The Tribunal while dismissing the application of the petitioner

had held that there was proper application of mind and the plea that

similarly situated persons' suspension had been revoked had been

declined as no particulars of such persons had been given.

The application for review has been dismissed on merit. The

petitioner cannot be allowed to contend that the pleas raised in the

review application has not been considered by the Tribunal. It is well

settled that review proceedings have to be strictly confined to the ambit

and scope of Order 47 Rule 1 CPC. Under Order 47 Rule 1 CPC a

judgment may be open to review inter alia if there is a mistake or an

error apparent on the face of the record. An error which is not self

evident and has to be detected by a process of reasoning, can hardly be

said to be an error apparent on the face of the record justifying the

court to exercise its power of review under Order 47 Rule 1 CPC. In

exercise of the jurisdiction under Order 47 Rule 1 CPC it is not

permissible for an erroneous decision to be reheard and corrected. A

review petition, it must be remembered has a limited purpose and

cannot be allowed to be an appeal in disguise.

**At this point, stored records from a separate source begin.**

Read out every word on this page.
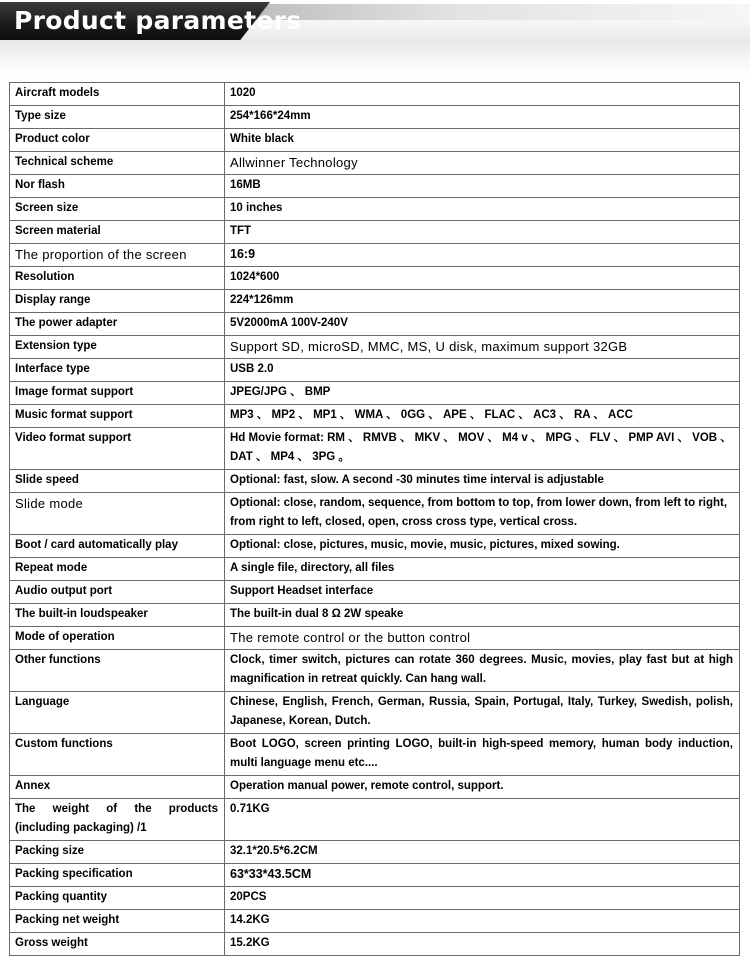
Product parameters
Aircraft models	1020
Type size	254*166*24mm
Product color	White black
Technical scheme	Allwinner Technology
Nor flash	16MB
Screen size	10 inches
Screen material	TFT
The proportion of the screen	16:9
Resolution	1024*600
Display range	224*126mm
The power adapter	5V2000mA 100V-240V
Extension type	Support SD, microSD, MMC, MS, U disk, maximum support 32GB
Interface type	USB 2.0
Image format support	JPEG/JPG 、 BMP
Music format support	MP3 、 MP2 、 MP1 、 WMA 、 0GG 、 APE 、 FLAC 、 AC3 、 RA 、 ACC
Video format support	Hd Movie format: RM 、 RMVB 、 MKV 、 MOV 、 M4 v 、 MPG 、 FLV 、 PMP AVI 、 VOB 、 DAT 、 MP4 、 3PG 。
Slide speed	Optional: fast, slow. A second -30 minutes time interval is adjustable
Slide mode	Optional: close, random, sequence, from bottom to top, from lower down, from left to right, from right to left, closed, open, cross cross type, vertical cross.
Boot / card automatically play	Optional: close, pictures, music, movie, music, pictures, mixed sowing.
Repeat mode	A single file, directory, all files
Audio output port	Support Headset interface
The built-in loudspeaker	The built-in dual 8 Ω 2W speake
Mode of operation	The remote control or the button control
Other functions	Clock, timer switch, pictures can rotate 360 degrees. Music, movies, play fast but at high magnification in retreat quickly. Can hang wall.
Language	Chinese, English, French, German, Russia, Spain, Portugal, Italy, Turkey, Swedish, polish, Japanese, Korean, Dutch.
Custom functions	Boot LOGO, screen printing LOGO, built-in high-speed memory, human body induction, multi language menu etc....
Annex	Operation manual power, remote control, support.
The weight of the products (including packaging) /1	0.71KG
Packing size	32.1*20.5*6.2CM
Packing specification	63*33*43.5CM
Packing quantity	20PCS
Packing net weight	14.2KG
Gross weight	15.2KG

A review could not be sought merely for fresh hearing or

arguments or correction of an erroneous view taken earlier. The power

of review can be exercised only for correction of a patent error of law or

fact which stays in the face without any elaborate argument being

needed for establishing it. This power can also be exercised on account

of some mistake or error apparent on the face of the record or for any

other sufficient reason. In Aribam Tuleshwar Sharma v. Aribam Pishak

Sharma, AIR 1979 SC 1047 the Supreme Court held that :-

"It is true there is nothing in Article 226 of the Constitution to preclude the High Court from exercising the power of review which inheres in every Court of plenary jurisdiction to prevent miscarriage of justice or to correct grave and palpable errors committed by it. But, there are definitive limits to be exercise of the power of review. The power of review may be exercised on the discovery of new and important matter of evidence which, after the exercise of due diligence was not within the knowledge of the person seeking the review or could not be produced by him at the time when the order was made; it may be exercised where some mistake or error apparent on the face of the record is found, it may also be exercised on any analogous ground. But, it may not be exercised on the ground that the decision was erroneous on merit."

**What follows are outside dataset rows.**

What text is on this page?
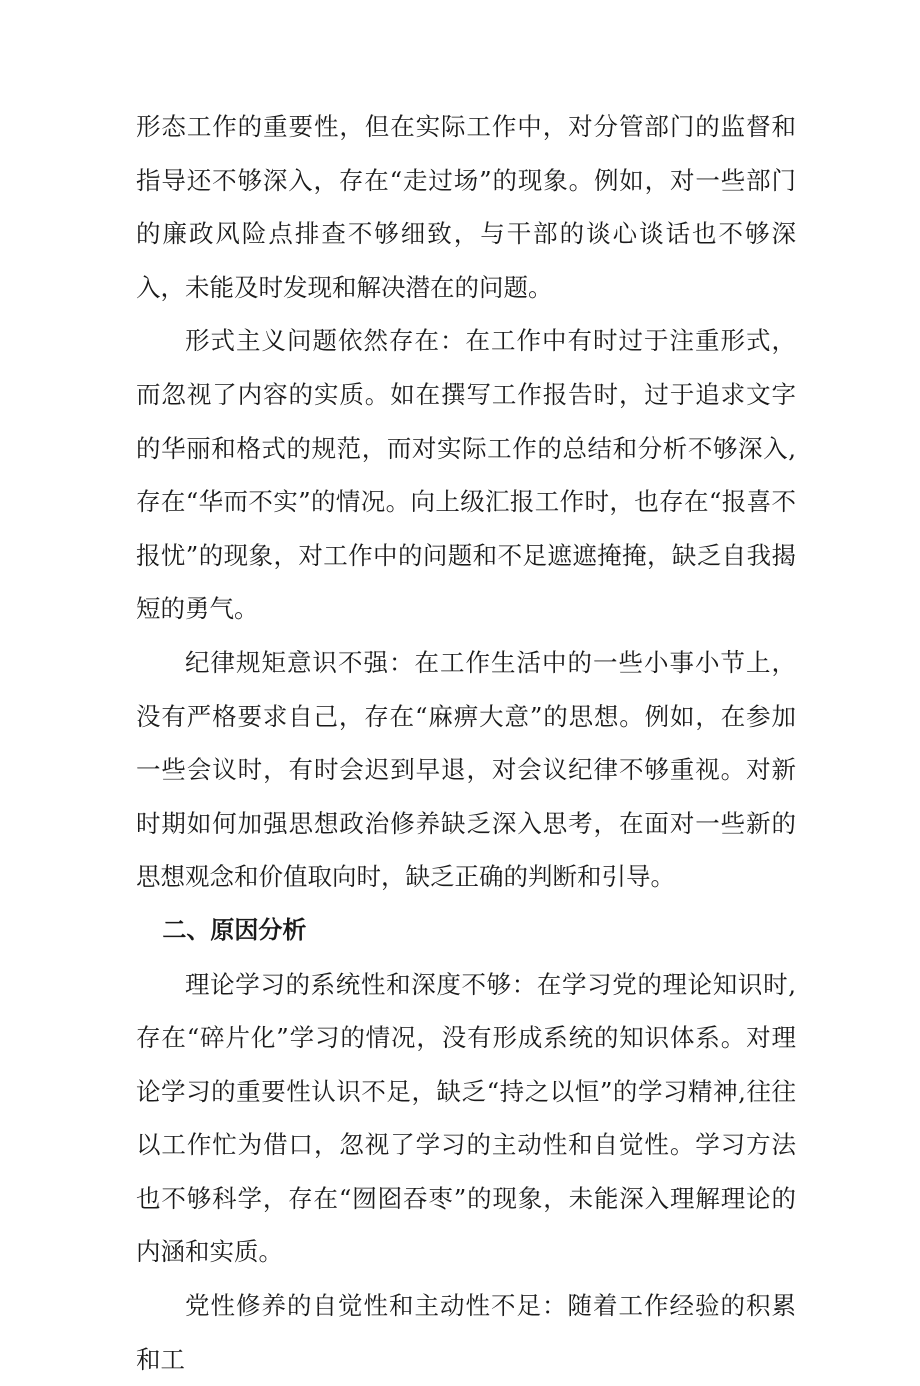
形态工作的重要性，但在实际工作中，对分管部门的监督和指导还不够深入，存在“走过场”的现象。例如，对一些部门的廉政风险点排查不够细致，与干部的谈心谈话也不够深入，未能及时发现和解决潜在的问题。

形式主义问题依然存在：在工作中有时过于注重形式，而忽视了内容的实质。如在撰写工作报告时，过于追求文字的华丽和格式的规范，而对实际工作的总结和分析不够深入,存在“华而不实”的情况。向上级汇报工作时，也存在“报喜不报忧”的现象，对工作中的问题和不足遮遮掩掩，缺乏自我揭短的勇气。

纪律规矩意识不强：在工作生活中的一些小事小节上，没有严格要求自己，存在“麻痹大意”的思想。例如，在参加一些会议时，有时会迟到早退，对会议纪律不够重视。对新时期如何加强思想政治修养缺乏深入思考，在面对一些新的思想观念和价值取向时，缺乏正确的判断和引导。

二、原因分析

理论学习的系统性和深度不够：在学习党的理论知识时,存在“碎片化”学习的情况，没有形成系统的知识体系。对理论学习的重要性认识不足，缺乏“持之以恒”的学习精神,往往以工作忙为借口，忽视了学习的主动性和自觉性。学习方法也不够科学，存在“囫囵吞枣”的现象，未能深入理解理论的内涵和实质。

党性修养的自觉性和主动性不足：随着工作经验的积累和工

Considering all the facts and circumstances, even this Court is of

the view that the order of the respondents continuing the suspension of

the petitioner is not contrary to the tenor of OM dated 7th January,

2004 nor there are any grounds for setting aside the order of

suspension dated 28th July, 2009 and subsequent orders passed by the

Tribunal. The order dated 1st February, 2010 dismissing the application

of the petitioner for review in the facts and circumstances does not have

any illegality or irregularity which will require any interference by this

Court.

In the circumstances, this Court does not find any illegality or

irregularity in the order dated 1st February, 2010 dismissing the

application for review of order dated 6th October, 2009 by which order

the original application seeking quashing of suspension order was set

aside.

The petitioner has also produced along with the writ petition, the

copy of the order dated 25th January, 2010, by which the suspension of

the petitioner has been extended for a further period of 90 days w.e.f.,

27th October, 2009, especially as the case of petitioner for suspension,

according to the respondents, is still under consideration of the Govt.

(DOPT). Considering the seriousness of allegations the suspension has

been extended for 90 days w.e.f. 25th January, 2010 on the similar

grounds which have been upheld by the Tribunal and by this Court.

In the totality of facts and circumstances, the learned counsel for

the petitioner has not been able to make out any ground for interference

with the orders of the Tribunal or to set aside the suspension orders

passed by the respondent in the facts of the case. The writ petition is

without any merit and, it is therefore, dismissed.

ANIL KUMAR, J.

April 12th , 2010                               MOOL CHAND GARG, J.